Zusammengekauert liege ich unter einer Decke. Es ist sehr warm. Einer der ersten schönen Frühlingstage dieses Jahr. Die Sonne scheint ungehindert auf die Wiese auf der ich liege. Um mich ist vieles zu hören, das Lärmen der Kinder, Vogelzwitschern, Gespräche der Erwachsenen.

 

Ich atme flach, da die Decke einen unangenehmen Eigengeruch trägt.

Die Last der vergangenen Woche ist noch deutlich zu spüren; Zeitdruck, betriebliche Sorgen, das Hetzen zwischen Firma und Kindergarten, der wenige Schlaf in den (selbstverschuldet) kurzen Nächten, die spärliche Erholung am Abend. Nur selten gelingt es wenigstens am Sonntag wie heute dies abzuschütteln.
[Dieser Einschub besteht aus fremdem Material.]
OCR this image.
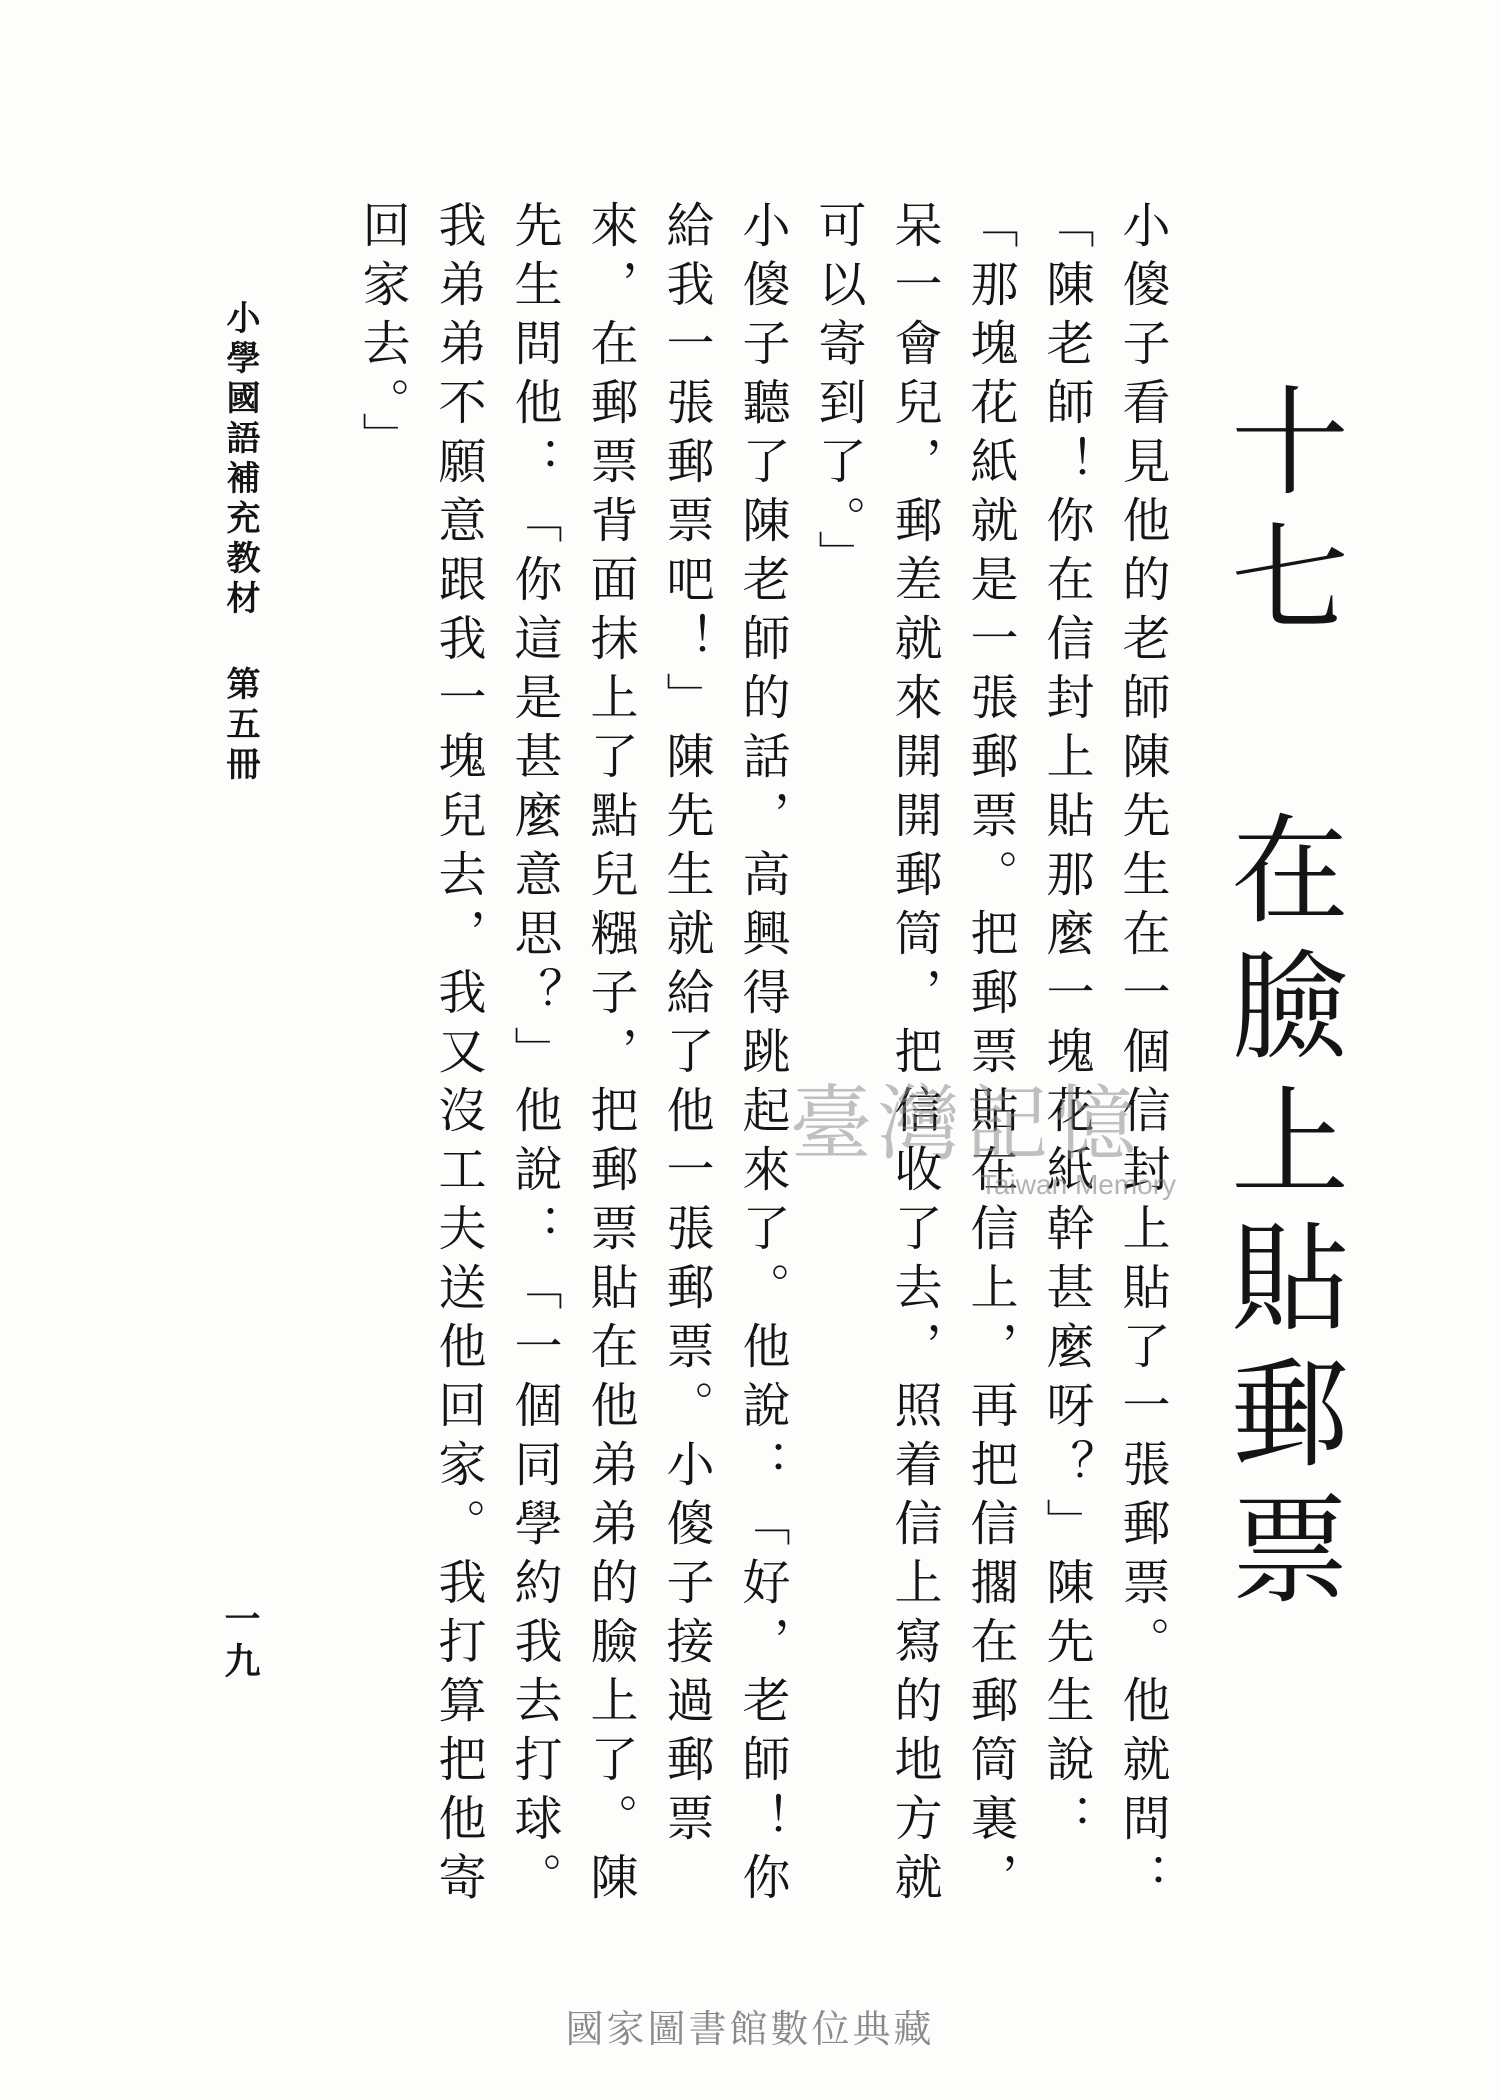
十七 在臉上貼郵票

小傻子看見他的老師陳先生在一個信封上貼了一張郵票。他就問：「陳老師！你在信封上貼那麼一塊花紙幹甚麼呀？」陳先生說：「那塊花紙就是一張郵票。把郵票貼在信上，再把信擱在郵筒裏，呆一會兒，郵差就來開開郵筒，把信收了去，照着信上寫的地方就可以寄到了。」

小傻子聽了陳老師的話，高興得跳起來了。他說：「好，老師！你給我一張郵票吧！」陳先生就給了他一張郵票。小傻子接過郵票來，在郵票背面抹上了點兒糨子，把郵票貼在他弟弟的臉上了。陳先生問他：「你這是甚麼意思？」他說：「一個同學約我去打球。我弟弟不願意跟我一塊兒去，我又沒工夫送他回家。我打算把他寄回家去。」

小學國語補充教材 第五冊
一九
臺灣記憶
Taiwan Memory
國家圖書館數位典藏
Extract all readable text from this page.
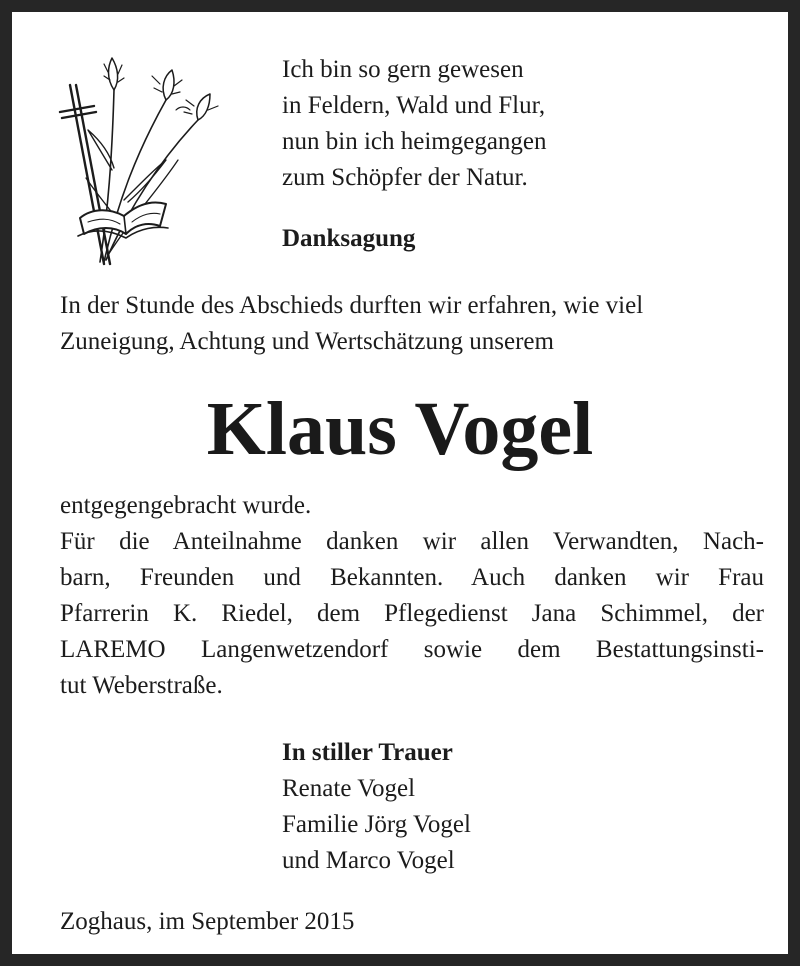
Ich bin so gern gewesen
in Feldern, Wald und Flur,
nun bin ich heimgegangen
zum Schöpfer der Natur.
Danksagung
In der Stunde des Abschieds durften wir erfahren, wie viel
Zuneigung, Achtung und Wertschätzung unserem
Klaus Vogel
entgegengebracht wurde.
Für die Anteilnahme danken wir allen Verwandten, Nach-
barn, Freunden und Bekannten. Auch danken wir Frau
Pfarrerin K. Riedel, dem Pflegedienst Jana Schimmel, der
LAREMO Langenwetzendorf sowie dem Bestattungsinsti-
tut Weberstraße.
In stiller Trauer
Renate Vogel
Familie Jörg Vogel
und Marco Vogel
Zoghaus, im September 2015
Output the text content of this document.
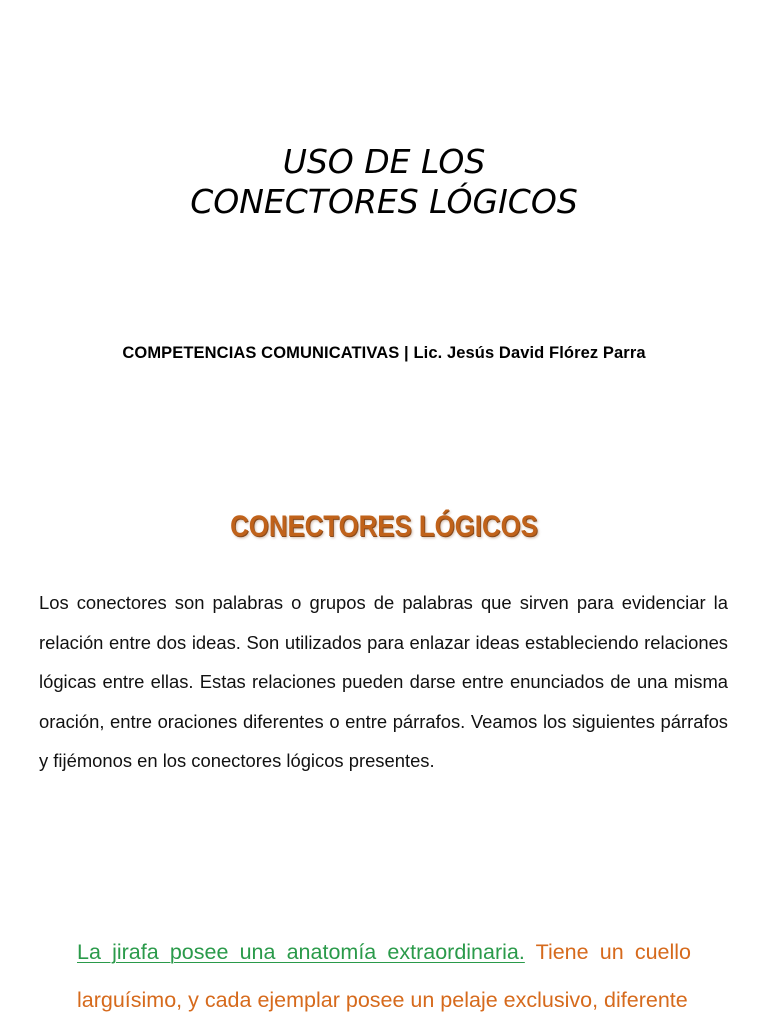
USO DE LOS
CONECTORES LÓGICOS
COMPETENCIAS COMUNICATIVAS | Lic. Jesús David Flórez Parra
CONECTORES LÓGICOS

Los conectores son palabras o grupos de palabras que sirven para evidenciar la relación entre dos ideas. Son utilizados para enlazar ideas estableciendo relaciones lógicas entre ellas. Estas relaciones pueden darse entre enunciados de una misma oración, entre oraciones diferentes o entre párrafos. Veamos los siguientes párrafos y fijémonos en los conectores lógicos presentes.

La jirafa posee una anatomía extraordinaria. Tiene un cuello larguísimo, y cada ejemplar posee un pelaje exclusivo, diferente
Doch in diesem Moment unter der Decke komme ich dem sehr nahe. Ganz allein, in völliger Ruhe bei  mir, mit gutem Grund und damit gerechtfertigt liege ich hier. Deshalb auch ohne jegliches schlechtes Gewissen, ganz im Gegenteil zu den Momenten, in denen ich mich heimlich aufs „stille“ Örtchen schleiche, um ganz kurz meine Ruhe zu haben (und jedes mal „erwischt“ werde).

Des Kindes Bedürfnis, nicht allein zu sein ist groß, und meines, genau dieses sein zu können, ebenso.

Und so liege ich nun hier und genieße die Zeit unter der Decke in vollen Zügen. Lang kann sie sowieso nicht dauern. Nach ca. 20 Sekunden höre ich die kleinen Schritte nähern kommen, leise wird geflüstert, abrupt die Decke hochgezogen und aus voller Seele gekichert: „Gefunden! Jetzt versteck ich mich!“

Ein wahrer Moment Glück.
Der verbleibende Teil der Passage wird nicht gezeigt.